Brian Miller, another long-time Amazon seller, explained the harsh math behind the shift. A toy product that once cost $3 to manufacture in China now incurs a $7 cost with tariffs. To maintain his margin, prices would need to jump by at least 20%, with some higher-end toys seeing price hikes of up to 50%.

"If the tariffs stay, there’s no future for manufacturing for the U.S. in China,” Miller said. “Production will have to shift to countries like Vietnam or Mexico.”

A Ripple Effect on China's Economy

The tariffs’ impact extends beyond Amazon sellers to China’s broader manufacturing ecosystem, which powers platforms like Shein and Temu.
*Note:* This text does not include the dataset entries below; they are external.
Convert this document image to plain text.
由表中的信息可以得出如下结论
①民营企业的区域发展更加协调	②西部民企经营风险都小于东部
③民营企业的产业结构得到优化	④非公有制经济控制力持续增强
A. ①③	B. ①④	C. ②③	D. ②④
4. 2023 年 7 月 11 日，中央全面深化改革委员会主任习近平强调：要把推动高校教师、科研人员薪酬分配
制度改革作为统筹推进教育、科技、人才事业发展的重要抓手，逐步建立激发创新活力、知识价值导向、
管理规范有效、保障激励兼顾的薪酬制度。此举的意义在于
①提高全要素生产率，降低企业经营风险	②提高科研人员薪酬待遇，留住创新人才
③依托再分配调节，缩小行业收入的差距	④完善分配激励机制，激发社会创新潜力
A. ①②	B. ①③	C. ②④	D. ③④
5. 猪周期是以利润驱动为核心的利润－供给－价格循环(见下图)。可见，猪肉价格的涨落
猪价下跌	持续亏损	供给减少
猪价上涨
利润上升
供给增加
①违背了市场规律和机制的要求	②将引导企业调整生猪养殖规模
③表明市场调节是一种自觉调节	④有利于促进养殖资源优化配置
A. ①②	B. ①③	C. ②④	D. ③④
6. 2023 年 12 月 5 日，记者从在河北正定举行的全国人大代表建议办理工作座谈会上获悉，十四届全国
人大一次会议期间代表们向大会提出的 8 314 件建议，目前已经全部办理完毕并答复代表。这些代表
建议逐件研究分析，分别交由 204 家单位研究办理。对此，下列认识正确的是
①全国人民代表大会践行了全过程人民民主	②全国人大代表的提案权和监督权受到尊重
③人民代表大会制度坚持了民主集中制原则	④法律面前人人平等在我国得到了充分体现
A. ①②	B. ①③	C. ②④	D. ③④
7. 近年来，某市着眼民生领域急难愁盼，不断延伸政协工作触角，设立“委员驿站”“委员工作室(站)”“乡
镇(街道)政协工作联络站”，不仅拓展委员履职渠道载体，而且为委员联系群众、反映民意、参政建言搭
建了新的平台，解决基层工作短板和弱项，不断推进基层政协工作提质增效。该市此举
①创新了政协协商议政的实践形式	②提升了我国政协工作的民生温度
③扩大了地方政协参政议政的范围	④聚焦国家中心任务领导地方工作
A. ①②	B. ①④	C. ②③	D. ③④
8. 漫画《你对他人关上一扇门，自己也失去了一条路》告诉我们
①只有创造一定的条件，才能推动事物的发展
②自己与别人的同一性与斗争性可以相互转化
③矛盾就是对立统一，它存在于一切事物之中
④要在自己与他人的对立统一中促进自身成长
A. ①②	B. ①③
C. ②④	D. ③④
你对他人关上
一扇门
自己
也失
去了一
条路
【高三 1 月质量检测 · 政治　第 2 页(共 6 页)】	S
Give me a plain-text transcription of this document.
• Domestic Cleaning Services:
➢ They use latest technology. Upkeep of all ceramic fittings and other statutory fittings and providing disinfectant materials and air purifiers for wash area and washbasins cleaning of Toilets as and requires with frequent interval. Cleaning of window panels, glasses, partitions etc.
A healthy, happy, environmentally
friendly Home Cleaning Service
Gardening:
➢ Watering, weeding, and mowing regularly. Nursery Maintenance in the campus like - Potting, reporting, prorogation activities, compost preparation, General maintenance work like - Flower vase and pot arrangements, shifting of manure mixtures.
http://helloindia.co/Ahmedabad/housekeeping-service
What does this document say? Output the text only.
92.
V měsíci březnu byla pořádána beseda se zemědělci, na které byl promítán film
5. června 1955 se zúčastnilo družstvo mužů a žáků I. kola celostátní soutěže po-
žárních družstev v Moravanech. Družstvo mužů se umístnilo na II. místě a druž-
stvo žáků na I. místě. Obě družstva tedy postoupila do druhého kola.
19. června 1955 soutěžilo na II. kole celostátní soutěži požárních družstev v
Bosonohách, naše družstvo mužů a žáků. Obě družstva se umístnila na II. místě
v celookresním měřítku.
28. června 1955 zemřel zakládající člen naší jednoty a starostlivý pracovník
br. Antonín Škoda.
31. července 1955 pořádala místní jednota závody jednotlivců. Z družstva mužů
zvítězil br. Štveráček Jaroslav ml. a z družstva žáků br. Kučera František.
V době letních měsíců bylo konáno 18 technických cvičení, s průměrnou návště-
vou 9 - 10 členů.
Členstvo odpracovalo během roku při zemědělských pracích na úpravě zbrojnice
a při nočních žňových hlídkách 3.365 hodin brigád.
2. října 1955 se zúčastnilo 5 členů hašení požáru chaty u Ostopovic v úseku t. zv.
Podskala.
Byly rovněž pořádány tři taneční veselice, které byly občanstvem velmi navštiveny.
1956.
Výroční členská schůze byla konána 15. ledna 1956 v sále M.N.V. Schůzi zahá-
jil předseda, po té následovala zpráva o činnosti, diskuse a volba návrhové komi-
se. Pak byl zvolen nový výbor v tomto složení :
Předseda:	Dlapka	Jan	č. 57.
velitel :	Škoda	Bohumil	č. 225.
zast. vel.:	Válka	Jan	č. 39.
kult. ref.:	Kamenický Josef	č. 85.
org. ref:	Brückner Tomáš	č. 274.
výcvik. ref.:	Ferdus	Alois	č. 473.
In 2023 alone, China’s cross-border e-commerce trade totaled ¥2.63 trillion ($358 billion), according to the State Council.

Experts warn that small enterprises and factories reliant on exports to the U.S. may suffer significant losses, potentially driving up China’s unemployment rate.

Despite efforts to explore other markets, no region matches the scale and spending power of U.S. consumers. That reality, combined with fierce global competition, could trigger a round of price wars among Chinese exporters, further squeezing profit margins.

What’s Next?

With no sign of a trade resolution on the horizon, sellers and manufacturers alike are scrambling to adapt. Whether by hiking prices, diversifying market presence, or shifting supply chains, Chinese businesses are recalibrating for a future that may no longer include the U.S. as a core customer base.